The next morning, Monday, La Boétie slipped in and out of consciousness, being revived with vinegar and wine each time. He reproached Montaigne: “Don’t you see that from now on all the help you give me serves only to prolong my pain?” After one such spell, he temporarily lost his vision. The lamentations of the people around him, whom he could not see, horrified him. “My Lord, who is tormenting me so? Why do they take me out of that great pleasant rest that I am in? Leave me alone, I beg you.”

A sip of wine restored his faculties, but he was now slipping away. “All his extremities, even his face, were already icy with cold, with a death sweat that ran down all along his body; and hardly any sign of a pulse could be detected any longer.”
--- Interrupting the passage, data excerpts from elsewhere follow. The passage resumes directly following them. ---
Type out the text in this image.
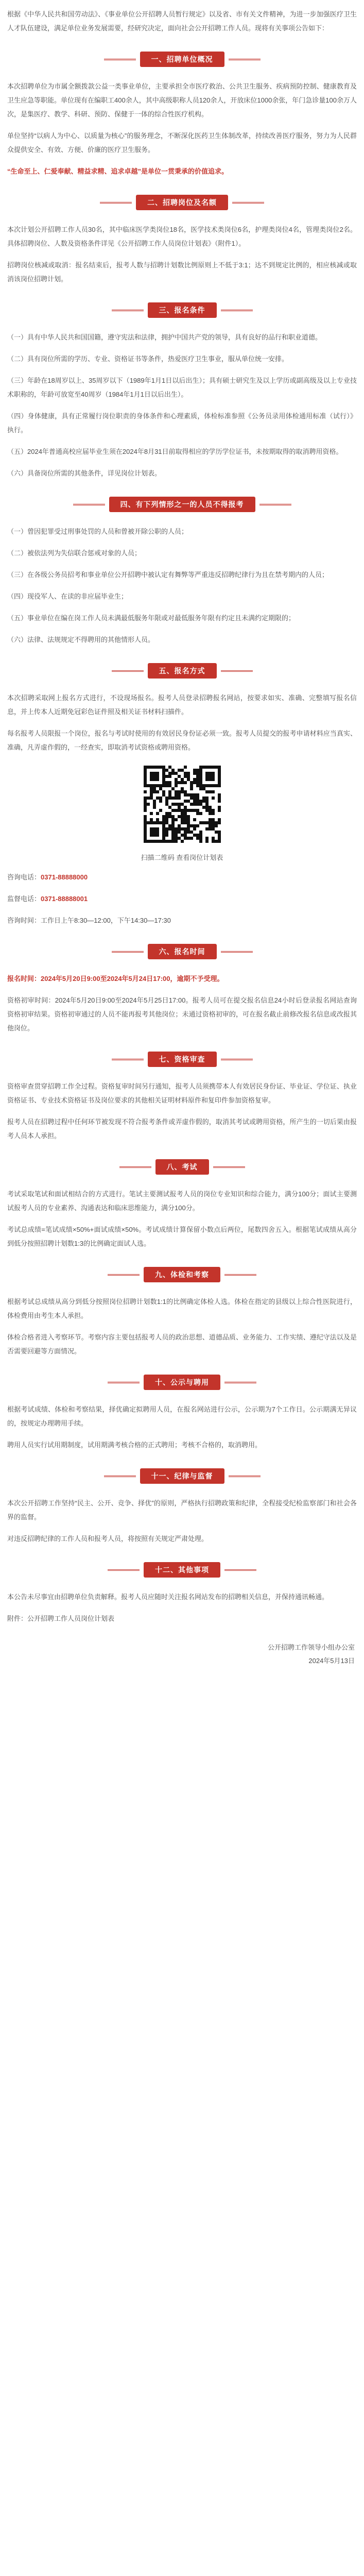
根据《中华人民共和国劳动法》、《事业单位公开招聘人员暂行规定》以及省、市有关文件精神，为进一步加强医疗卫生人才队伍建设，满足单位业务发展需要，经研究决定，面向社会公开招聘工作人员。现将有关事项公告如下：

一、招聘单位概况

本次招聘单位为市属全额拨款公益一类事业单位，主要承担全市医疗救治、公共卫生服务、疾病预防控制、健康教育及卫生应急等职能。单位现有在编职工400余人，其中高级职称人员120余人，开放床位1000余张，年门急诊量100余万人次，是集医疗、教学、科研、预防、保健于一体的综合性医疗机构。

单位坚持“以病人为中心、以质量为核心”的服务理念，不断深化医药卫生体制改革，持续改善医疗服务，努力为人民群众提供安全、有效、方便、价廉的医疗卫生服务。

“生命至上、仁爱奉献、精益求精、追求卓越”是单位一贯秉承的价值追求。

二、招聘岗位及名额

本次计划公开招聘工作人员30名，其中临床医学类岗位18名，医学技术类岗位6名，护理类岗位4名，管理类岗位2名。具体招聘岗位、人数及资格条件详见《公开招聘工作人员岗位计划表》（附件1）。

招聘岗位核减或取消：报名结束后，报考人数与招聘计划数比例原则上不低于3:1；达不到规定比例的，相应核减或取消该岗位招聘计划。

三、报名条件

（一）具有中华人民共和国国籍，遵守宪法和法律，拥护中国共产党的领导，具有良好的品行和职业道德。

（二）具有岗位所需的学历、专业、资格证书等条件，热爱医疗卫生事业，服从单位统一安排。

（三）年龄在18周岁以上、35周岁以下（1989年1月1日以后出生）；具有硕士研究生及以上学历或副高级及以上专业技术职称的，年龄可放宽至40周岁（1984年1月1日以后出生）。

（四）身体健康，具有正常履行岗位职责的身体条件和心理素质，体检标准参照《公务员录用体检通用标准（试行）》执行。

（五）2024年普通高校应届毕业生须在2024年8月31日前取得相应的学历学位证书，未按期取得的取消聘用资格。

（六）具备岗位所需的其他条件，详见岗位计划表。

四、有下列情形之一的人员不得报考

（一）曾因犯罪受过刑事处罚的人员和曾被开除公职的人员；

（二）被依法列为失信联合惩戒对象的人员；

（三）在各级公务员招考和事业单位公开招聘中被认定有舞弊等严重违反招聘纪律行为且在禁考期内的人员；

（四）现役军人、在读的非应届毕业生；

（五）事业单位在编在岗工作人员未满最低服务年限或对最低服务年限有约定且未满约定期限的；

（六）法律、法规规定不得聘用的其他情形人员。

五、报名方式

本次招聘采取网上报名方式进行，不设现场报名。报考人员登录招聘报名网站，按要求如实、准确、完整填写报名信息，并上传本人近期免冠彩色证件照及相关证书材料扫描件。

每名报考人员限报一个岗位，报名与考试时使用的有效居民身份证必须一致。报考人员提交的报考申请材料应当真实、准确，凡弄虚作假的，一经查实，即取消考试资格或聘用资格。

扫描二维码 查看岗位计划表

咨询电话：0371-88888000

监督电话：0371-88888001

咨询时间：工作日上午8:30—12:00，下午14:30—17:30

六、报名时间

报名时间：2024年5月20日9:00至2024年5月24日17:00，逾期不予受理。

资格初审时间：2024年5月20日9:00至2024年5月25日17:00。报考人员可在提交报名信息24小时后登录报名网站查询资格初审结果。资格初审通过的人员不能再报考其他岗位；未通过资格初审的，可在报名截止前修改报名信息或改报其他岗位。

七、资格审查

资格审查贯穿招聘工作全过程。资格复审时间另行通知，报考人员须携带本人有效居民身份证、毕业证、学位证、执业资格证书、专业技术资格证书及岗位要求的其他相关证明材料原件和复印件参加资格复审。

报考人员在招聘过程中任何环节被发现不符合报考条件或弄虚作假的，取消其考试或聘用资格，所产生的一切后果由报考人员本人承担。

八、考试

考试采取笔试和面试相结合的方式进行。笔试主要测试报考人员的岗位专业知识和综合能力，满分100分；面试主要测试报考人员的专业素养、沟通表达和临床思维能力，满分100分。

考试总成绩=笔试成绩×50%+面试成绩×50%。考试成绩计算保留小数点后两位，尾数四舍五入。根据笔试成绩从高分到低分按照招聘计划数1:3的比例确定面试人选。

九、体检和考察

根据考试总成绩从高分到低分按照岗位招聘计划数1:1的比例确定体检人选。体检在指定的县级以上综合性医院进行，体检费用由考生本人承担。

体检合格者进入考察环节。考察内容主要包括报考人员的政治思想、道德品质、业务能力、工作实绩、遵纪守法以及是否需要回避等方面情况。

十、公示与聘用

根据考试成绩、体检和考察结果，择优确定拟聘用人员，在报名网站进行公示，公示期为7个工作日。公示期满无异议的，按规定办理聘用手续。

聘用人员实行试用期制度，试用期满考核合格的正式聘用；考核不合格的，取消聘用。

十一、纪律与监督

本次公开招聘工作坚持“民主、公开、竞争、择优”的原则，严格执行招聘政策和纪律，全程接受纪检监察部门和社会各界的监督。

对违反招聘纪律的工作人员和报考人员，将按照有关规定严肃处理。

十二、其他事项

本公告未尽事宜由招聘单位负责解释。报考人员应随时关注报名网站发布的招聘相关信息，并保持通讯畅通。

附件：公开招聘工作人员岗位计划表

公开招聘工作领导小组办公室
2024年5月13日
On Tuesday he received the last rites, and asked the priest, his uncle, and Montaigne to pray for him. Two or three times he called out, once saying, “All right! All right! Let it come when it will, I’m waiting for it, strong and firm of foot.”

In the evening, “having nothing left but the likeness and shadow of a man,” he hallucinated again, this time with visions which he described to Montaigne as “marvelous, infinite, and ineffable.” He tried to comfort his wife, saying that he had a story to tell her. “But I am going off,” he said. Then, seeing her alarm, he corrected himself: “I am going off to sleep.”

She left the room. La Boétie said to Montaigne, “My brother, stay close to me, please.” There were still many other people around; Montaigne writes of them as “all the company.” Nothing was ever done alone in the Renaissance, least of all dying. La Boétie’s wife was, it seems, the only person actually sent away.

Now, the dying man became agitated. He tossed violently in the bed. He began to make strange requests. As Montaigne wrote:

He began to entreat me again and again with extreme affection to give him a place; so that I was afraid his judgment was shaken. Even when I had remonstrated with him very gently that he was letting the illness carry him away and that these were not the words of a man in his sound mind, he did not give in at first and repeated even more strongly: “My brother, my brother, do you refuse me a place?” This until he forced me to convince him by reason and tell him that since he was breathing and speaking and had a body, consequently he had his place. “True, true,” he answered me then, “I have one, but it is not the one I need; and then when all is said, I have no being left.”

It was hard to know how to respond to these words. Montaigne tried to comfort him: “God will give you a better one very soon,” he said.

“Would that I were there already,” said La Boétie. “For three days now I have been straining to leave.”

Over the next hours he often called out, wrote Montaigne, “simply to know whether I was near him.” He always was.

From its conventional beginnings, Montaigne’s account has by now become both moving and eerie. He seems to be recording what was really said and done, regardless of the philosophical meaning. La Boétie himself had moved beyond imitating models. With his talk of needing a place, he seemed to be speaking almost without awareness, as Montaigne would be when he raved and tore at his doublet a few years later.

By two in the morning he was able to rest, which seemed a good sign. Montaigne left the room to tell La Boétie’s wife. Both were pleased at the improvement. But an hour or so later, when Montaigne was back in the room, La Boétie became restless again. He spoke Montaigne’s name once or twice. Then he exhaled a single sigh, and stopped breathing. La Boétie was dead—“at about three o’clock on the Wednesday morning, August 18th, 1563, after living 32 years, 9 months, and 17 days,” as Montaigne recorded.